Neighbours (from left) Felix Drissner-Devine, Meleseke Nightingale, Sahra Smith and Elaine Gallagher are appalled. Photo / Jason Oxenham
Neighbours stunned to learn they won’t get any chance to object to
St Lukes almost doubling in size.
Owners of a popular Auckland shopping mall are trying to push through plans to almost double its size, without the public being able to have a say.
An Auckland Council committee this week considered an application by international shopping-centre giant Scentre for the expansion of St Lukes to be non-notified (considered without calling for public input).
The council's decision will be based on the Resource Management Act, which says any consent does not need to be notified if the effects are "no more than minor".
The plans mean the mall goes from the size of just over five football fields to 11. Consent would see its 4ha of floor space grow to 7.7ha but a plan change allows it to go to 9.2ha.
Neighbours knew nothing of the non-notified application until the Weekend Herald told them.
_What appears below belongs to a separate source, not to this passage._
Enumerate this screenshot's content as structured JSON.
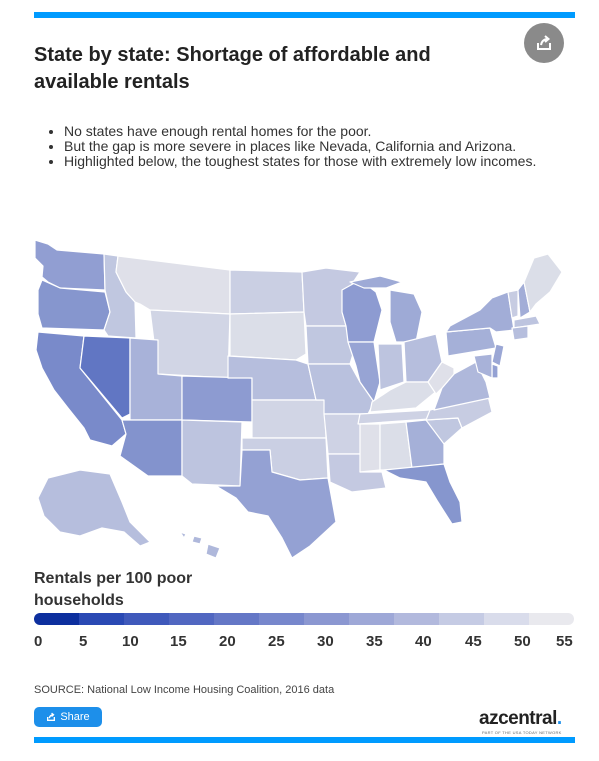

Many want a say and are worried about noise, traffic, trees being removed, crime, nuisance, rubbish, parking and crowds.
Elaine Gallagher of the St Lukes Community Group lives on quiet Aroha Ave, set to become an entranceway into a vastly expanded mall. She was appalled to hear of the non-notified application.
"I think it should be notified. The impact here is greatest," she said of the properties opposite her. Many have been owned by Scentre for years and will be demolished.
Neighbours Felix Drissner-Devine, Meleseke Nightingale and Sahra Smith were stunned. Mr Drissner-Devine grew up in the street and said he enjoyed the peace and quiet.
Councillor Linda Cooper, who chaired the hearings committee on Tuesday, said no decision would be out until next week.
Albert Eden Local Board chairman Peter Haynes said the public was being shut out and expansion would gut Mt Albert and Pt Chevalier's shopping strips. Dr Haynes said that a few years ago, Westfield - now Scentre - was granted a plan change to almost double the mall, subject to resource consent.
"The problem now is that, like many developers, Scentre is 'salami-ing' the resource consenting, doing it bit by bit. The board has objected to this and said that Westfield should not be allowed to game the system in this way.
"This approach - by allowing the development to be consented incrementally and without notification - prevents the local people from having their opportunity to submit against any aspects that they are unhappy with.
"We were told when the plan change went through that that was okay, because people would get to submit in the resource consenting process - another broken promise to the people of Albert-Eden."
Councillors Cathy Casey and Graeme Easte pushed for notification at this week's meeting and Dr Casey was particularly annoyed the hearings committee closed its doors and excluded her from deliberations because she is not a committee member.
"Both of us also questioned the accuracy of the traffic modelling, and how more cars aren't going to have any more than minor effects on an already congested road."
David Drew, Scentre (New Zealand) development executive, said the business was following the usual planning practice on St Lukes.
"As part of our standard development practice, we have lodged a resource consent with council which involves a proposed future development of the centre... This consent follows the plan change [i.e. rezoning] granted in 2011. The plan change involved approval of the proposed full masterplan for the entire site. The current consent is but a component of the full masterplan."
Mr Drew said the change would help the mall to become the retail focus of a town centre, as envisaged by the council's Unitary Plan.
He said St Lukes residents had been given every opportunity to voice their objections during the earlier re-zoning process, which resulted in written consent from residents for the plan change to proceed.
Scentre owns the 8.39ha mall site including surrounding land and has long planned the expansion, having bought up neighbouring properties. It views the wider area as having a high retail spend capacity, containing some of NZ's wealthiest populations.
Planning consultant Vaughan Smith for Scentre told the hearings committee that St Lukes had been developed at a time when inward-facing malls were considered acceptable.
The private plan change rezoned neighbouring land, enabling Scentre to double the maximum gross floor area to 92,500sq m, including 15,000sq m for offices. Scentre also wants St Lukes to become a more open centre.
Council senior resource consent project manager Tracey Grant recommended the applications be processed on a non-notified basis.